Fear not. “A Compendium of Kisses,” the guide to everything oscular — that’s “of or pertaining to kissing” for the unenlightened — tells all about one of the world’s most universal gestures, whether simple greeting or sublime.
“When I came to look at the kiss, the romantic side is such a small part of it,” said British novelist and actress Lana Citron, who compiled the book.
“I love how when you’re born, the first thing is, you’re kissed, you’re welcomed into the world. It’s this little gesture that follows you throughout life, through all the most important parts of your life.”

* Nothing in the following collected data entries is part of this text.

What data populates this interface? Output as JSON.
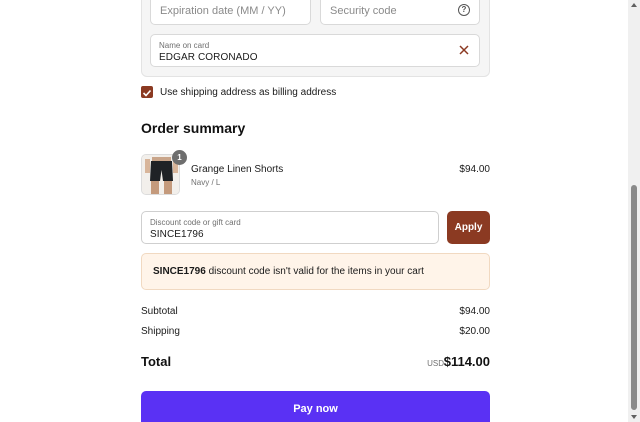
{
  "payment": {
    "expiration_placeholder": "Expiration date (MM / YY)",
    "security_placeholder": "Security code",
    "name_label": "Name on card",
    "name_value": "EDGAR CORONADO"
  },
  "billing": {
    "checkbox_checked": true,
    "checkbox_label": "Use shipping address as billing address"
  },
  "summary": {
    "title": "Order summary",
    "item": {
      "quantity": "1",
      "name": "Grange Linen Shorts",
      "variant": "Navy / L",
      "price": "$94.00"
    },
    "discount": {
      "label": "Discount code or gift card",
      "value": "SINCE1796",
      "apply_label": "Apply"
    },
    "alert": {
      "code": "SINCE1796",
      "message": " discount code isn't valid for the items in your cart"
    },
    "subtotal_label": "Subtotal",
    "subtotal_value": "$94.00",
    "shipping_label": "Shipping",
    "shipping_value": "$20.00",
    "total_label": "Total",
    "total_currency": "USD",
    "total_value": "$114.00"
  },
  "actions": {
    "pay_label": "Pay now"
  },
  "colors": {
    "accent": "#8b3a22",
    "pay_button": "#5a31f4",
    "alert_bg": "#fff4e9"
  }
}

Citron’s interest in kisses began with a short story she wrote a decade ago about a lonely woman who collected kisses in jars — such as one for the lover who spurned her, one that was full of yearning — and labeled them.
That led to her invitation to do an installation of kisses in jars, all labeled, as part of an art exhibition. The response of viewers sent her to the internet, searching out books on kisses and deciding to write her own when nothing seemed just right.
“It was almost like opening a Pandora’s chest and just being overwhelmed by all the different ways a kiss is expressed, the meanings attached to it and the things it symbolizes,” she said.
“I fell in love with it, I really did. I was submerged in the world of kisses for a year and came out of it with a book.”
Her compendium mingles brief kiss anecdotes with kiss factoids and scraps of poetry to cover evolutionary kisses, bonding kisses, artful kisses, screen kisses, bike shed kisses or first kisses, passionate kisses, Kama Sutra kisses, animal kisses and even The Death Kiss, to name just a few.
She also traces the evolution of kissing through history, from its use in Christian religious ceremonies — “greet ye one another with a kiss” — to its social role as a greeting on many levels, including between kings and the vassals they ruled.
“Then the kiss suddenly becomes eroticized, also compounded by advances made in dentistry. Once it becomes eroticized, it also becomes highly contentious socially,” she said.
While she finds it difficult to pick one favorite fact about kisses, Citron does acknowledge being fascinated about the use of kisses in politics and history, from its involvement in accusations about witchcraft down to the present day.
“Superficially, you have sex scandals, kiss and tell scandals, which many politicians fall prey to,” she said.
Though most of the book is written in a tongue-in-cheek style, Citron becomes practical when asked for kissing advice.
“Basic hygiene, I think, is the only thing I’d say.”